I disturbi dell’umore comprendono il disturbo comunemente chiamato depressione e il disturbo bipolare.

Il disturbo chiamato depressione è scientificamente denominato depressione maggiore.
Si tratta di un disturbo che interessa l’umore della persona ed è caratterizzato principalmente da:

  • infelicità o tristezza per la maggior parte del giorno;
  • incapacità di trarre piacere dalle attività che in passato procuravano gioia e soddisfazione;
  • sensazioni di fatica e di non farcela nelle attività quotidiane;
  • sensi di colpa, critiche rivolti a sé stessi, pensare di essere un fallito;
  • disperazione e pianto;
  • pensieri pessimisti e idee di morte;
  • facile irritabilità;
  • difficoltà a prestare attenzione, a concentrarsi e a prendere decisioni;
  • difficoltà a dormire o aumento della sonnolenza;
  • diminuzione della fame o, in rari casi, aumento dell’assunzione di cibo;
  • calo del desiderio sessuale.

Non è necessario presentare tutti questi sintomi per soffrire di depressione maggiore.
La depressione può manifestarsi con diversi livelli di gravità. Alcune persone presentano sintomi depressivi di bassa intensità, legati ad alcuni momenti di vita, mentre altre si sentono così depresse da non riuscire a svolgere le normali attività quotidiane. Le forme gravi sono caratterizzate da un numero più elevato di sintomi, una maggiore intensità e durata nel tempo della sintomatologia ed una maggiore compromissione delle attività quotidiane.
La depressione è uno dei disturbi psicologici più diffusi nella popolazione e può colpire chiunque, indipendentemente dall’età, dal sesso, dal livello culturale e dallo status socioeconomico anche se gli studi scientifici fanno notare che si manifesta maggiormente nelle donne rispetto agli uomini.
Chi ha avuto un episodio di depressione, rispetto a chi non ne ha mai sofferto, ha maggiori probabilità di presentare altri episodi depressivi nel corso della sua vita.
Il disturbo bipolare, anche conosciuto come malattia maniaco depressiva, è caratterizzato da alternanza di uno stato depressivo e uno maniacale;quando la persona transita in modo non definitivo da uno stato all’altro (cioè non è completamente depresso né completamente in mania) si può presentare, invece, lo stato misto.
La mania è uno stato emotivo caratterizzato da euforia intensa ma infondata accompagnata da irritabilità, iperattività, logorrea, fuga delle idee, distraibilità e piani grandiosi e inattuabili.

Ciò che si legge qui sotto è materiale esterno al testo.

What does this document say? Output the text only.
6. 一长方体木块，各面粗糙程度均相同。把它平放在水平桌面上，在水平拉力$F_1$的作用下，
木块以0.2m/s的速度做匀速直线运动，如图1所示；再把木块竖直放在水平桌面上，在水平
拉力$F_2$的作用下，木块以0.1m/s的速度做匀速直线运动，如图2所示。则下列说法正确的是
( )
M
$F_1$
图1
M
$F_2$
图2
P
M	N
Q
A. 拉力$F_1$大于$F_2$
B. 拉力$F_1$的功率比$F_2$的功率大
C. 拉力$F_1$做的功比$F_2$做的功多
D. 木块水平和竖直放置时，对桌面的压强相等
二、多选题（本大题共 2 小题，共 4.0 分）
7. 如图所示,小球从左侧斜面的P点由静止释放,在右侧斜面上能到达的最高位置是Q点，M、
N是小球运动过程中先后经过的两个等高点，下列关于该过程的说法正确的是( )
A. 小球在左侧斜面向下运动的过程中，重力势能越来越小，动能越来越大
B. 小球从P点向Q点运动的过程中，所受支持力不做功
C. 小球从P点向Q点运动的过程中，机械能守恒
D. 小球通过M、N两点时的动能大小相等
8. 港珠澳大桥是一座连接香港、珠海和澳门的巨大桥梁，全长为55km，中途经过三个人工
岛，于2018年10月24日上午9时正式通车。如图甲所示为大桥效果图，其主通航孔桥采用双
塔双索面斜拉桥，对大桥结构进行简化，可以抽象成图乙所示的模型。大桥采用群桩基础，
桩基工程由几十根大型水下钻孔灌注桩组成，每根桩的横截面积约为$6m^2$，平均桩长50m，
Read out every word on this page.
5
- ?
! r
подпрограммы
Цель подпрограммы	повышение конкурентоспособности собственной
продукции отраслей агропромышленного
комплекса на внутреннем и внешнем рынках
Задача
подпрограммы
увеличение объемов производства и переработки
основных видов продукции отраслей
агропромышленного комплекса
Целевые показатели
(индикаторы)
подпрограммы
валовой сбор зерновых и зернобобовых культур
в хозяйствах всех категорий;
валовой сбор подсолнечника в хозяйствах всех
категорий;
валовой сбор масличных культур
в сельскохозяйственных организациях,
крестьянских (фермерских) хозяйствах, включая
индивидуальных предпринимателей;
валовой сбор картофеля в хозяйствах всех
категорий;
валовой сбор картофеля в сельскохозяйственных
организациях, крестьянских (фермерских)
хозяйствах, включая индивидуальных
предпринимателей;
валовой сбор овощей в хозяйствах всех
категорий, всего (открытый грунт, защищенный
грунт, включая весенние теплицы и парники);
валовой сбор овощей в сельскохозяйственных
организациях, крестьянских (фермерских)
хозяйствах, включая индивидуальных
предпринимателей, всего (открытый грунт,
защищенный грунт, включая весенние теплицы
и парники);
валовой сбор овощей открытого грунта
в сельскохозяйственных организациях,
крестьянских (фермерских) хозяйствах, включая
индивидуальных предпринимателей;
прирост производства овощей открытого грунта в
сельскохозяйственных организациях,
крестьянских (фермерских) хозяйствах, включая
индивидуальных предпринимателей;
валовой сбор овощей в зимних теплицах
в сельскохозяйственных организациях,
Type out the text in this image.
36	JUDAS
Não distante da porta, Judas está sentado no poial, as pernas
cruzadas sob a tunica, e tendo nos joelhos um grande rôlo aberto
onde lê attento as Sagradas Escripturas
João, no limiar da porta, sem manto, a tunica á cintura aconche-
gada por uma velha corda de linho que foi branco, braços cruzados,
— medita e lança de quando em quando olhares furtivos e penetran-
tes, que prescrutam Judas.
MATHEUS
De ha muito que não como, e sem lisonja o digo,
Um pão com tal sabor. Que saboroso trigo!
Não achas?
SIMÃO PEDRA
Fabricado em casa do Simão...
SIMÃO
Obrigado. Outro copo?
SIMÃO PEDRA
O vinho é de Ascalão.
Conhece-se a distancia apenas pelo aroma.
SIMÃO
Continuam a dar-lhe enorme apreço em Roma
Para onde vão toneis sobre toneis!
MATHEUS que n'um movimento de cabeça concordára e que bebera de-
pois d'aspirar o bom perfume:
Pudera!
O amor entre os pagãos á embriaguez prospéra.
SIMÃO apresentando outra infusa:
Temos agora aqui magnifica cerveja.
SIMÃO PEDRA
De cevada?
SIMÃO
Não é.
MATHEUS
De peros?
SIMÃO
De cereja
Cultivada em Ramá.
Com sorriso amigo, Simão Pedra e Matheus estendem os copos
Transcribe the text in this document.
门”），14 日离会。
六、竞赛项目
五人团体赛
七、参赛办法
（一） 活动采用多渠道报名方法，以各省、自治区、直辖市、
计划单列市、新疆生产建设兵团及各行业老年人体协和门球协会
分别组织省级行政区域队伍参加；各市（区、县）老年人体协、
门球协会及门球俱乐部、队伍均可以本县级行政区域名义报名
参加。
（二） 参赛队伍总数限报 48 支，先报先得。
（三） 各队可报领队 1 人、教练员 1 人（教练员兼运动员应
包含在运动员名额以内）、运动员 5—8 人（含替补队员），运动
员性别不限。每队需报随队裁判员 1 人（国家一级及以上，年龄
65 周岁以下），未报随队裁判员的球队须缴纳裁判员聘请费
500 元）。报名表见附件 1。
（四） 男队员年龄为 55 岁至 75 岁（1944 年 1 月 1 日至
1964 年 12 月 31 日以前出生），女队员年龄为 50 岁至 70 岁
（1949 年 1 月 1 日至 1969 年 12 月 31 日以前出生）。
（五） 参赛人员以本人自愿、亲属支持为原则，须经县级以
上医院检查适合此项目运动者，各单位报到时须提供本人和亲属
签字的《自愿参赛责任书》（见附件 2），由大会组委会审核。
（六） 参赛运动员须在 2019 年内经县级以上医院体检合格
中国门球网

Il disturbo bipolare, in quanto malattia, non deve essere confuso da quelli che comunemente si definiscono “alti” e “bassi”, stati assolutamente naturali e che la maggior parte delle persone sperimentano nella propria vita: gli stati percepiti da persone che soffrono del disturbo, infatti, sono tali da compromettere la propria professione e i rapporti interpersonali, arrivando a far aumentare il rischio di suicidio.

Il disturbo bipolare può essere curato; la cura del disturbo deve essere condotta da specialisti che conoscono bene tale malattia. Questa malattia è totalmente compatibile con una vita normale e produttiva, ma le cure cui ci si sottopone molto frequentemente durano per tutta la vita. Alla stessa stregua delle malattie cardiologiche e del diabete, infatti, il disturbo bipolare è una malattia di lunga durata che deve essere controllata costantemente durante vita della persona.

E’ fondamentale distinguere la depressione dalla tristezza, che non è una malattia, ma un’emozione naturale umana, come dalla reazione psicologica ad un lutto (che non è necessariamente la morte di qualcuno, ma anche una perdita affettivamente significativa) che ha caratteristiche e decorso particolari.